You've broken into a dungeon piled with gold — but the minotaur that guards it has woken, and it's coming down the hall. Your mine cart waits in the middle of each room. Fill it with as much treasure as you can, then shove it deeper into the mountain before the beast reaches you.
Drag to orbit the room. Raid all five rooms — they grow from a small antechamber to the deep hoard — then a real optimizer raids them back at you.
Five rooms, five routing puzzles — here's your loot next to the proven-best hauls.
You made round trips from a single depot — the cart — each one limited by how much you can carry, racing a deadline, choosing which loot is worth the steps. That is a real, named problem in Operations Research: the prize-collecting Capacitated Vehicle Routing Problem (a profitable-tour / team-orienteering cousin of the classic VRP).
You don't have to serve every stop. Each carries a prize. A fleet of capacity-limited routes leaves and returns to one depot. You maximize the prize you can bank within a travel budget.
Two hard problems are tangled together. Which loot to take is a knapsack-style selection; how to thread each trip is a routing problem (a little Travelling Salesman). Picking the richest gem first — the obvious move — wastes steps and leaves better hauls behind.
This game's optimizer is a mixed-integer program solved by HiGHS, live in your browser. A 0/1 variable decides whether each arc between cells is walked; a flow variable tracks the load carried on each arc. That single flow does double duty — it caps every trip at your carrying capacity and forbids stray loops disconnected from the cart:
maximize Σ prize · take[gem]
s.t. load out − load in = weight · take[gem]
load on arc ≤ capacity · walk[arc]
Σ steps · walk[arc] ≤ budget
take, walk ∈ {0,1}, load ≥ 0
Branch-and-bound with a relaxed lower bound prunes the search until what's left is provably the best haul — not a good guess.

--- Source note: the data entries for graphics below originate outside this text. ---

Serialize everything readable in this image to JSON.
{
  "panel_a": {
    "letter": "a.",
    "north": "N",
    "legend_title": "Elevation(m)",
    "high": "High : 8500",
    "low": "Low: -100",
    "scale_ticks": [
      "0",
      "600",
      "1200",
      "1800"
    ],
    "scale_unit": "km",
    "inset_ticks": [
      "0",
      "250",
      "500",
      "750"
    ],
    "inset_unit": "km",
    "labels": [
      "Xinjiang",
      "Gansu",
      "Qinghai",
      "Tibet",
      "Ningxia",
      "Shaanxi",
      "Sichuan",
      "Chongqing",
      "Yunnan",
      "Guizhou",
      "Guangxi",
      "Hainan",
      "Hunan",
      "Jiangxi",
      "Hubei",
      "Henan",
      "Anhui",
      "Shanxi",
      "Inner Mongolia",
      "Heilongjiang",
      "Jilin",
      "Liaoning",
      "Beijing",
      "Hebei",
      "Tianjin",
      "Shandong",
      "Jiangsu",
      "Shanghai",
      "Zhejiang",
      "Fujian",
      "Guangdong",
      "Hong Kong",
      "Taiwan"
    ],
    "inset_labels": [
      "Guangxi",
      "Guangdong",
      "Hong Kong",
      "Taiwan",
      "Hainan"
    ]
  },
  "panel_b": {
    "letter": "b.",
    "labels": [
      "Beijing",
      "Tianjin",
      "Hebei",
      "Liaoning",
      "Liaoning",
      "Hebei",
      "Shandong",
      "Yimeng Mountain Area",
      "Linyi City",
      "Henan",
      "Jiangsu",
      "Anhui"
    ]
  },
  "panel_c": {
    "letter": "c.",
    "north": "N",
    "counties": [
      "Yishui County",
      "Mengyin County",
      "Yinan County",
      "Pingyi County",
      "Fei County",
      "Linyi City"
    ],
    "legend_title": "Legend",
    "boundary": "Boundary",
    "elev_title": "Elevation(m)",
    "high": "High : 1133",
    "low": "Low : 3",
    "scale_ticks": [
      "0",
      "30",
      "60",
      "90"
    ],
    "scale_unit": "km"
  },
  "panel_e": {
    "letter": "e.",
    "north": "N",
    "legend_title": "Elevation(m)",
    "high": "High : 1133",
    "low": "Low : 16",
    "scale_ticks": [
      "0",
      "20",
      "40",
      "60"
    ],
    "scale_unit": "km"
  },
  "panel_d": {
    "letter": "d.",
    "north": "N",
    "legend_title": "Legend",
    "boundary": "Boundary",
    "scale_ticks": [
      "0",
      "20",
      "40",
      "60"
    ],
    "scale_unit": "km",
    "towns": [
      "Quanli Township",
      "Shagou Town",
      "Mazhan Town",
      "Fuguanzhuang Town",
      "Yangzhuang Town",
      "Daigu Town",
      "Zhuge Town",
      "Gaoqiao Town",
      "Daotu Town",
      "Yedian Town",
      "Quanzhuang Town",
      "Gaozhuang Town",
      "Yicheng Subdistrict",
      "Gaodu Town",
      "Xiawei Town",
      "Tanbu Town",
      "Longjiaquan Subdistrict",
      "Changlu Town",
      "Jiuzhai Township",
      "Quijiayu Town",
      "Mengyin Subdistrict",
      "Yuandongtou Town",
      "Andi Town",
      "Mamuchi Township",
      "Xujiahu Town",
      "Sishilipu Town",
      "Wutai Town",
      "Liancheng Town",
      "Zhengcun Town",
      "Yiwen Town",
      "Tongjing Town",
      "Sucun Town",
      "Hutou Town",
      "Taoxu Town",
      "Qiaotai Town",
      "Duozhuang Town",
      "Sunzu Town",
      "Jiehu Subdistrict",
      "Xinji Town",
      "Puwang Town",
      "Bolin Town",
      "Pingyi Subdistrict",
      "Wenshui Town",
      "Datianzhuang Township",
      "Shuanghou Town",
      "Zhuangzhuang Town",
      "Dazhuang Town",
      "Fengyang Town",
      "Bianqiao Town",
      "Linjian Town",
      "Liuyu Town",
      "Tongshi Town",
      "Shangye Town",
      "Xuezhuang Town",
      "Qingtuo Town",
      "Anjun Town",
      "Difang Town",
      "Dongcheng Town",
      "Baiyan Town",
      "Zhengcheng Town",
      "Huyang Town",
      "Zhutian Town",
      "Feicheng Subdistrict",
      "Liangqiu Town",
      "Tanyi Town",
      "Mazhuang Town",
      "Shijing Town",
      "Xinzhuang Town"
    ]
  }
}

Swap gems for parcels and the cart for a depot, and this is how delivery fleets are planned every day: limited vehicle capacity, a working-day time budget, and far more drop-offs than any one van can serve — so software chooses which stops, and which van, and in what order.
The same maths routes parcel and grocery vans, field-service technicians, waste-collection trucks and cash-in-transit runs — squeezing more value out of the same fleet and the same hours.